As London welcomes the 50th anniversary of Pride, Camden will host a reimagined Koko in Camden, serving as the venue for the inaugural “Ciroc Iconic Ball,” staged in support of Not A Phase, which brings together people of all genders and orientations to provide safe spaces.
In the ballroom community, five iconic house mothers—Sinia Alaia, Devine Gucci, Stasha Sanchez, Jusss Kelly and Lola Gucci—led performers in five different categories at Koko in an evening of celebrations and fantastical fashion. The categories were inspired by five decades of Pride: 1970s Vogue, 1980s Fashion Bazaar, 1990s Face, 2000s Best Dressed and 2010s Runway. Participants were judged on their costumes’ creativity and adherence to each decade’s aesthetic. Karteer, JJ Prodigy, Jozea, Kyle London and Ed Montero emerged as the winners in their respective categories.
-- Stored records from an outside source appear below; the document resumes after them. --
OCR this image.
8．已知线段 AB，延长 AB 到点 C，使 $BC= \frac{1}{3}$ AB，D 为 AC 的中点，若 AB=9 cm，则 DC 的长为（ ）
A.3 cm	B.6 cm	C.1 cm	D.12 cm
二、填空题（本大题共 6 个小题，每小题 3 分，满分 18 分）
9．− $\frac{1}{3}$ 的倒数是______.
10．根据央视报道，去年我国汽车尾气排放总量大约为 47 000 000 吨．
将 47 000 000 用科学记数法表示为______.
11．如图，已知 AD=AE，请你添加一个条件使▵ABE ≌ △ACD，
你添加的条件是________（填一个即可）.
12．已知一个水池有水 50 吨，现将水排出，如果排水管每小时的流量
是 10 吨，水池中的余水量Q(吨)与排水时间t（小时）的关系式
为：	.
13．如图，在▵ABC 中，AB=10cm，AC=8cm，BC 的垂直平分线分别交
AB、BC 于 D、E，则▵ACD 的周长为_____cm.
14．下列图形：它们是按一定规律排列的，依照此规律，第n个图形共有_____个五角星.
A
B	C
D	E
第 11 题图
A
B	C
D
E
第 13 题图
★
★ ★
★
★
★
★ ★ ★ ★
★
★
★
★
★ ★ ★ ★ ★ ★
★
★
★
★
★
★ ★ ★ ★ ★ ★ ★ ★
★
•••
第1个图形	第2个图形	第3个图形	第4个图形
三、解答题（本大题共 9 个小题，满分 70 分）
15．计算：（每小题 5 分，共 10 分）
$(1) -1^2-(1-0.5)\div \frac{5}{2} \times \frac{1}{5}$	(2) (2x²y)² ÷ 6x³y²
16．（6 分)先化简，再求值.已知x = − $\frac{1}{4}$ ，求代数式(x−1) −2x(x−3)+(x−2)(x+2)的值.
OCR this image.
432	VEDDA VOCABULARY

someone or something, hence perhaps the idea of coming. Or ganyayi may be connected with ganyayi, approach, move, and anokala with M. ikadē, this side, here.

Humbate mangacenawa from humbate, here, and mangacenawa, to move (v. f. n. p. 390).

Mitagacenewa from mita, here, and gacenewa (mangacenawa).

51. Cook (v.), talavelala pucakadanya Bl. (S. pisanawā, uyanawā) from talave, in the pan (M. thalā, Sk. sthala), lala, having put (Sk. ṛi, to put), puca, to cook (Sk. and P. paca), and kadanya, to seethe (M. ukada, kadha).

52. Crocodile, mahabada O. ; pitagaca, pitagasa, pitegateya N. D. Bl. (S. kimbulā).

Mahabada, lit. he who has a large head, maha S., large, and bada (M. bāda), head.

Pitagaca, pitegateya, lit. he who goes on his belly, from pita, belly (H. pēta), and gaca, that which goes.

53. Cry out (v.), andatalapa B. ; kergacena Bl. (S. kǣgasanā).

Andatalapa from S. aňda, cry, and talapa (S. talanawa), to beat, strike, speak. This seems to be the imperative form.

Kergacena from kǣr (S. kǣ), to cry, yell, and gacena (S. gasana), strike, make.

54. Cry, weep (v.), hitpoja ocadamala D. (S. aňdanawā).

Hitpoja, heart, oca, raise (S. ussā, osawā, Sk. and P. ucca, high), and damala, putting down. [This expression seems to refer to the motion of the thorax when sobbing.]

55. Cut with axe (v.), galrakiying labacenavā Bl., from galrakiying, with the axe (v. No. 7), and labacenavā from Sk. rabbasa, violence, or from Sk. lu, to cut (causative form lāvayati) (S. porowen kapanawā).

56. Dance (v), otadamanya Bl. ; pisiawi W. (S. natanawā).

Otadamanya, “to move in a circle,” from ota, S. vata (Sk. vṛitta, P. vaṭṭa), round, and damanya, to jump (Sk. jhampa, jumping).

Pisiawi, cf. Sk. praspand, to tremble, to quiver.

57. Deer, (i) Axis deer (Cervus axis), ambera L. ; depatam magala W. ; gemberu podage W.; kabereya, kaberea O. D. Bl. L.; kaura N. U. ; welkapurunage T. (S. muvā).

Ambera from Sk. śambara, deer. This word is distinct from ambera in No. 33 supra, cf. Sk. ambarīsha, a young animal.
Julien MacDonald, Giles Deacon, Michael Halpern, and Maximilian Raynor all provided attractive outfits for the ball, which was handled discreetly in partnership with C roc Ultra-Premium Vodka. The flowing pink Giles Deacon dress worn by Lola Gucci generated astonished applause.
The event also honored three LGBTQ+ pioneers: activist Ted Brown, who was behind the 1972 Pride march and a queer kiss-in; Club Shakti’s DJ Ritu (the U.K.’s first female South Asian DJ); and Vicki Lee, co-founder of iconic WayOut Trans club. In attendance were Vogue’s European editorial director Edward Enninful and British Vogue’s editor-in-chief, Anna Wintour, who presented Brown with a Cîroc trophy bottle designed by Matty Bovan (a reference to Brown’s activism for racial equality).